Kini tuntutan warganya meningkat. Mereka minta listrik. Namun
setelah dihubungi PLN,harga gardu yang mesti jadi beban
langganan, sampai meliputi puluhan juta. Belum pemasangan tiang,
biaya penyambungan, instalasi dan lain-lain. Ini tak mungkin
dilaksanakan.
Tetapi warga toh tak mudah dijelaskan itu semuanya. Tau nya,
rumah Pak Lurah, Haji Amat, Mandor Yani dan lainlain yang juga
di Jagakarsa toh bisa pasang listrik. Dengan pembangkit kecil,
mereka mengadakan listrik hanya untuk rumah keluarga
masing-masing. Terpaksa Mandor Idris terpanggil aleh beban tugas
yang diwarisi dari Bapak dan Kakeknya itu. Ia kumpulkan dana. Ia
kumpulkan sumbangan batang pohon jengkol, untuk tiang listrik
made in Jagakarsa. Tetapi kabel, mana ada kebon warganya yang
menanam pohon kabel listrik?
Maka iapun memberanikan diri menghadap Mas Her, kenalannya, yang
kebetulan juga penggede di DKI. Dengan tersipu-sipu Mandor Idris
menerangkan maksudnya, dan menjelaskan usahanya itu. Mendengar
akal polos rakyat yang nyaris buta huruf itu, Mas Her tertegun.
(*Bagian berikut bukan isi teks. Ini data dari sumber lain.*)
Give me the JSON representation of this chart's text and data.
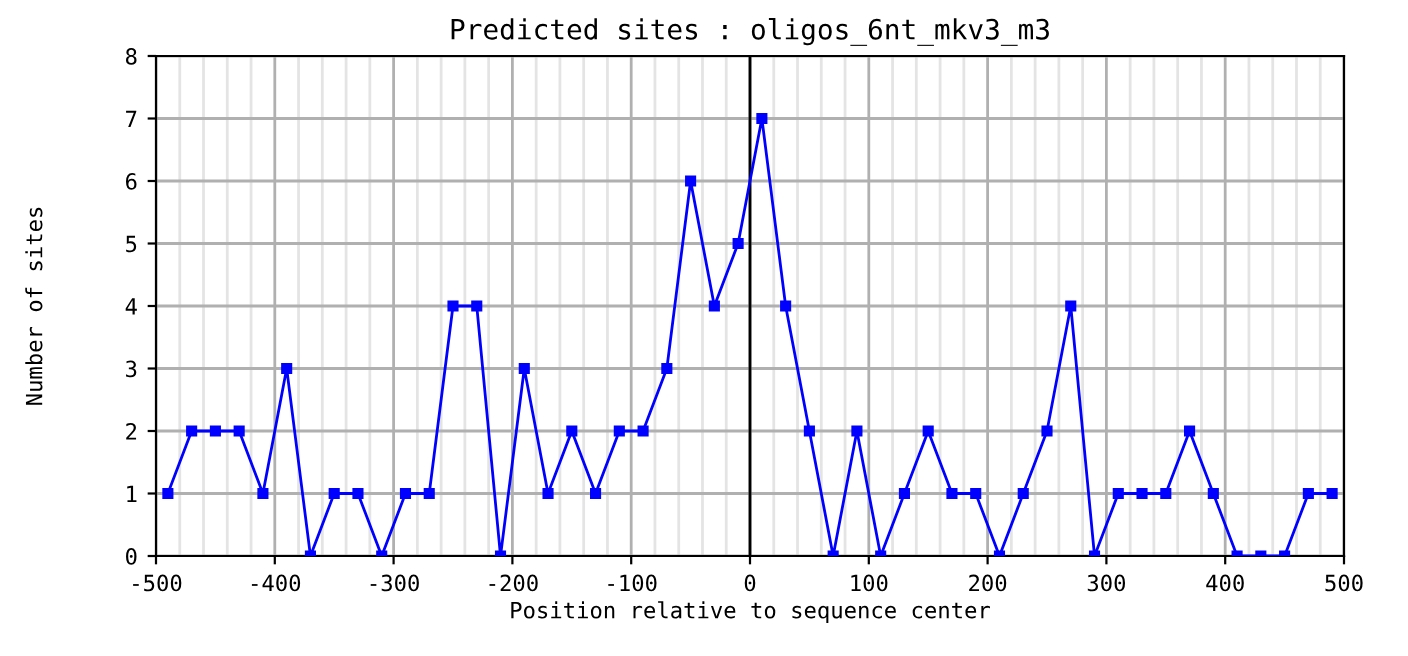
{
  "chart_data": {
    "type": "line",
    "title": "Predicted sites : oligos_6nt_mkv3_m3",
    "xlabel": "Position relative to sequence center",
    "ylabel": "Number of sites",
    "x": [
      -490,
      -470,
      -450,
      -430,
      -410,
      -390,
      -370,
      -350,
      -330,
      -310,
      -290,
      -270,
      -250,
      -230,
      -210,
      -190,
      -170,
      -150,
      -130,
      -110,
      -90,
      -70,
      -50,
      -30,
      -10,
      10,
      30,
      50,
      70,
      90,
      110,
      130,
      150,
      170,
      190,
      210,
      230,
      250,
      270,
      290,
      310,
      330,
      350,
      370,
      390,
      410,
      430,
      450,
      470,
      490
    ],
    "series": [
      {
        "color": "#0000ff",
        "values": [
          1,
          2,
          2,
          2,
          1,
          3,
          0,
          1,
          1,
          0,
          1,
          1,
          4,
          4,
          0,
          3,
          1,
          2,
          1,
          2,
          2,
          3,
          6,
          4,
          5,
          7,
          4,
          2,
          0,
          2,
          0,
          1,
          2,
          1,
          1,
          0,
          1,
          2,
          4,
          0,
          1,
          1,
          1,
          2,
          1,
          0,
          0,
          0,
          1,
          1
        ]
      }
    ],
    "xlim": [
      -500,
      500
    ],
    "xticks": [
      -500,
      -400,
      -300,
      -200,
      -100,
      0,
      100,
      200,
      300,
      400,
      500
    ],
    "ylim": [
      0,
      8
    ],
    "yticks": [
      0,
      1,
      2,
      3,
      4,
      5,
      6,
      7,
      8
    ],
    "grid": true,
    "marker": "square",
    "line_style": "solid",
    "legend": false,
    "ref_lines": [
      {
        "axis": "x",
        "value": 0,
        "color": "#000000"
      }
    ]
  }
}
Sudah beberapa lama ia digoda oleh obsesinya untuk mewujudkan
rekomendasi konsultan, tentang listrik kedesaan. Tetapi ia dan
rekan-rekan konsultannya sendiri, tidak pernah bisa menemukan
jalan bagaimana mewujudkan gagasan itu. Malah kawan-kawan
teknisinya sudah terlanjur menganggap gagasan itu ngelantur.
Bagaimana bisa memberi listrik rakyat pedesaan yang miskin dan
jauh dari jaringan pembangkit itu. Ia tak mengira, Mandor Idris
telah mendahului langkah, merintis mewujudkan impian yang semula
dianggap ngoyo Woro itu.
* * *
Begitu keluar dari ruang pertemuan, Cak Pur mengumpat untuk
meredakan kekesalannya. Barusan ia menjual gagasan dan usulan
proyek yang secara teknis telah dengan seksama disiapkan oleh
konsultannya. Seperti biasa, konsultan itu tunjukkan negara
calon pemberi pinjaman. Seminggu penuh ia mempelajari perincian
teknis data proyek, yang terus terang memang asing bagi
kebanyakan birokrat Indonesia. Maklum, di situ juga dijual
teknologi terbaru. Tetapi apa yang terjadi, di hadapan team
pengkaji, ternyata proyeknya merupakan lelucon besar.
"Tahukah anda, bahwa di seluruh dunia, termasuk di negara calon
pemberi pinjaman itu sendiri, belum pernah ada kelengkapan
sarana Rumah Potong yang demikian ultra modernnya? Dan tahukah
anda, bahwa akibat kelewat neko-nekonya yang diajukan, barang
itu jadi lima kali lebih mahal dari harga perlengkapan standar
yang dipakai di manapun?" Pertanyaan itulah yang menggoda Cak
Pur. Seolah ia menuduh diri sendiri, tetapi juga sekaligus ia
bersyukur terselamatkan dari keikutsertaan dalam proses
pembodohan yang memalukan.
Di Institut Pertanian Bogor beredar cerita tentang seekor sapi:
Untuk menggalakkan peternakan dan mengembangkan bibit unggul,
didatangkanlah seekor sapi pemacek dari Texas, si Jack namanya.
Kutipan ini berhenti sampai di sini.